Institute of Biomedicine, University of Eastern Finland, Kuopio, Finland.
Institute of Biomedicine, University of Eastern Finland, Kuopio, Finland.
Matrix Biol. 2019 Jul;80:85-103. doi: 10.1016/j.matbio.2018.10.004. Epub 2018 Oct 27.

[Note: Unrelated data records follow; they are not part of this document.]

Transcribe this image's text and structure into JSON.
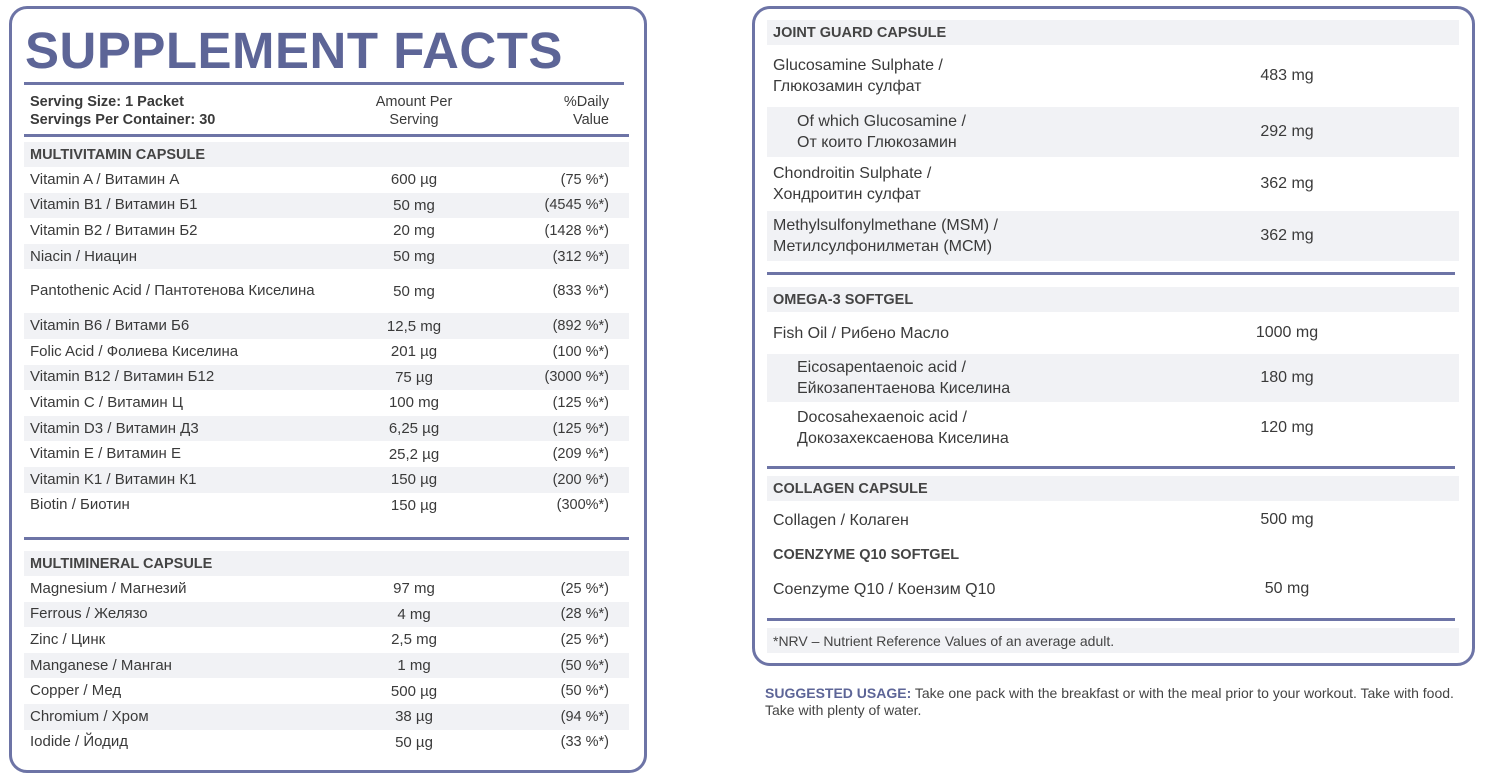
{
  "title": "SUPPLEMENT FACTS",
  "header": {
    "serving_size": "Serving Size: 1 Packet",
    "servings": "Servings Per Container: 30",
    "amount": "Amount Per",
    "amount2": "Serving",
    "dv": "%Daily",
    "dv2": "Value"
  },
  "multivitamin": {
    "title": "MULTIVITAMIN CAPSULE",
    "rows": [
      [
        "Vitamin A / Витамин А",
        "600 µg",
        "(75 %*)"
      ],
      [
        "Vitamin B1 / Витамин Б1",
        "50 mg",
        "(4545 %*)"
      ],
      [
        "Vitamin B2 / Витамин Б2",
        "20 mg",
        "(1428 %*)"
      ],
      [
        "Niacin / Ниацин",
        "50 mg",
        "(312 %*)"
      ],
      [
        "Pantothenic Acid / Пантотенова Киселина",
        "50 mg",
        "(833 %*)"
      ],
      [
        "Vitamin B6 / Витами Б6",
        "12,5  mg",
        "(892 %*)"
      ],
      [
        "Folic Acid / Фолиева Киселина",
        "201 µg",
        "(100 %*)"
      ],
      [
        "Vitamin B12 / Витамин Б12",
        "75 µg",
        "(3000 %*)"
      ],
      [
        "Vitamin C / Витамин Ц",
        "100 mg",
        "(125 %*)"
      ],
      [
        "Vitamin D3 / Витамин Д3",
        "6,25 µg",
        "(125 %*)"
      ],
      [
        "Vitamin E / Витамин Е",
        "25,2 µg",
        "(209 %*)"
      ],
      [
        "Vitamin K1 / Витамин К1",
        "150 µg",
        "(200 %*)"
      ],
      [
        "Biotin / Биотин",
        "150 µg",
        "(300%*)"
      ]
    ]
  },
  "multimineral": {
    "title": "MULTIMINERAL CAPSULE",
    "rows": [
      [
        "Magnesium / Магнезий",
        "97 mg",
        "(25 %*)"
      ],
      [
        "Ferrous / Желязо",
        "4 mg",
        "(28 %*)"
      ],
      [
        "Zinc / Цинк",
        "2,5 mg",
        "(25 %*)"
      ],
      [
        "Manganese / Манган",
        "1 mg",
        "(50 %*)"
      ],
      [
        "Copper / Мед",
        "500 µg",
        "(50 %*)"
      ],
      [
        "Chromium / Хром",
        "38 µg",
        "(94 %*)"
      ],
      [
        "Iodide / Йодид",
        "50 µg",
        "(33 %*)"
      ]
    ]
  },
  "joint": {
    "title": "JOINT GUARD CAPSULE",
    "rows": [
      [
        "Glucosamine Sulphate /",
        "Глюкозамин сулфат",
        "483 mg"
      ],
      [
        "Of which Glucosamine  /",
        "От които Глюкозамин",
        "292 mg"
      ],
      [
        "Chondroitin Sulphate /",
        "Хондроитин сулфат",
        "362 mg"
      ],
      [
        "Methylsulfonylmethane (MSM) /",
        "Метилсулфонилметан (МСМ)",
        "362 mg"
      ]
    ]
  },
  "omega": {
    "title": "OMEGA-3 SOFTGEL",
    "rows": [
      [
        "Fish Oil / Рибено Масло",
        "",
        "1000 mg"
      ],
      [
        "Eicosapentaenoic acid /",
        "Ейкозапентаенова Киселина",
        "180 mg"
      ],
      [
        "Docosahexaenoic acid /",
        "Докозахексаенова Киселина",
        "120 mg"
      ]
    ]
  },
  "collagen": {
    "title": "COLLAGEN CAPSULE",
    "rows": [
      [
        "Collagen / Колаген",
        "",
        "500 mg"
      ]
    ]
  },
  "coenzyme": {
    "title": "COENZYME Q10 SOFTGEL",
    "rows": [
      [
        "Coenzyme Q10 / Коензим Q10",
        "",
        "50 mg"
      ]
    ]
  },
  "nrv": "*NRV – Nutrient Reference Values of an average adult.",
  "usage": {
    "label": "SUGGESTED USAGE:",
    "text": " Take one pack with the breakfast or with the meal prior to your workout. Take with food. Take with plenty of water."
  },
  "colors": {
    "accent": "#5d6597",
    "border": "#6d74a6",
    "stripe": "#f1f2f5"
  }
}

Vesicular trafficking of hyaluronan synthases (HAS1-3) from endoplasmic reticulum (ER) through Golgi to plasma membrane (PM), and either back to endosomes and lysosomes, or out into extracellular vesicles, is important for their activities. We studied how post-translational modifications affect the trafficking of HAS2 by mutagenesis of the sites of ubiquitination (K190R), phosphorylation (T110A) and O-GlcNAcylation (S221A), using Dendra2- and EGFP-HAS2 transfected into COS1 cells. Confocal microscopy showed HAS2 wild type (wt) and its K190R and S221A mutants in ER, Golgi and extracellular vesicles, while the T110A mutant remained mostly in the ER. HA synthesis was reduced by S221A, while completely blocked by K190R and T110A. Cell-surface biotinylation indicated that T110A was absent from PM, while S221A was close to the level of wt, and K190R was increased in PM. TIRF microscopy analysis gave similar results. Rab10 silencing increased HA secretion by HAS2, likely by inhibiting endocytosis of the enzyme from PM, as reported before for HAS3. Green-to-red photo-conversion of Dendra2-HAS2 constructs suggested slower decay of K190R and S221A than HAS2 wt, while T110A was barely degraded at all. S221D and S221E, the phosphomimetic mutants of this site, decayed faster and blocked hyaluronan synthesis, suggesting alternative O-GlcNAc/-PO substitution to regulate the stability of the enzyme. Probing the role of dynamic O-GlcNAcylation at S221 by adding glucosamine increased the half-life of only HAS2 wt. The Dendra2·HAS2 disappearance from Golgi was slower for K190R. Of the two inactive constructs, K190R co-transfected with HAS2 wt suppressed, whereas T110A had no effect on HA synthesis. Interestingly, the HAS2-stimulated shedding of extracellular vesicles was dependent on HAS residence in PM but independent of HA synthesis. The results indicate that post-translational modifications control the trafficking of HAS2, and that trafficking is an integral part of the post-translational regulation of HAS2 activity.
透明质酸合酶(HAS1-3)从内质网(ER)到质膜(PM)的囊泡转运,以及随后返回内体和溶酶体,或者外排到细胞外囊泡,对其活性非常重要。我们通过对泛素化(K190R)、磷酸化(T110A)和 O-GlcNAc 化(S221A)位点的突变,研究了翻译后修饰如何影响 HAS2 的转运。使用 Dendra2 和 EGFP-HAS2 转染 COS1 细胞进行研究。共聚焦显微镜显示 HAS2 野生型(wt)及其 K190R 和 S221A 突变体位于 ER、高尔基体和细胞外囊泡中,而 T110A 突变体主要位于 ER 中。HA 合成减少 S221A,而 K190R 和 T110A 完全阻断。细胞表面生物素化表明 T110A 不存在于质膜中,而 S221A 接近 wt 水平,K190R 则增加到质膜中。TIRF 显微镜分析得到了类似的结果。Rab10 沉默增加了 HAS2 的 HA 分泌,可能是通过抑制酶从质膜的内吞作用,如之前报道的 HAS3。Dendra2-HAS2 构建体的绿到红光转换表明 K190R 和 S221A 的衰减比 HAS2wt 慢,而 T110A 几乎没有降解。该位点的磷酸模拟突变体 S221D 和 S221E 降解更快并阻断透明质酸合成,表明替代的 O-GlcNAc/-PO 取代可调节酶的稳定性。通过添加葡萄糖胺探测 S221 处动态 O-GlcNAc 化的作用仅增加了 HAS2wt 的半衰期。与 HAS2wt 共转染的两种无活性构建体之一的 K190R 从高尔基体的消失较慢。在这两种无活性的构建体中,K190R 与 HAS2wt 共转染抑制了 HAS2 的 HA 合成,而 T110A 则没有影响。有趣的是,HAS2 刺激的细胞外囊泡脱落依赖于 HAS2 在质膜中的存在,但与 HA 合成无关。结果表明,翻译后修饰控制 HAS2 的转运,而转运是 HAS2 活性的翻译后调节的一个组成部分。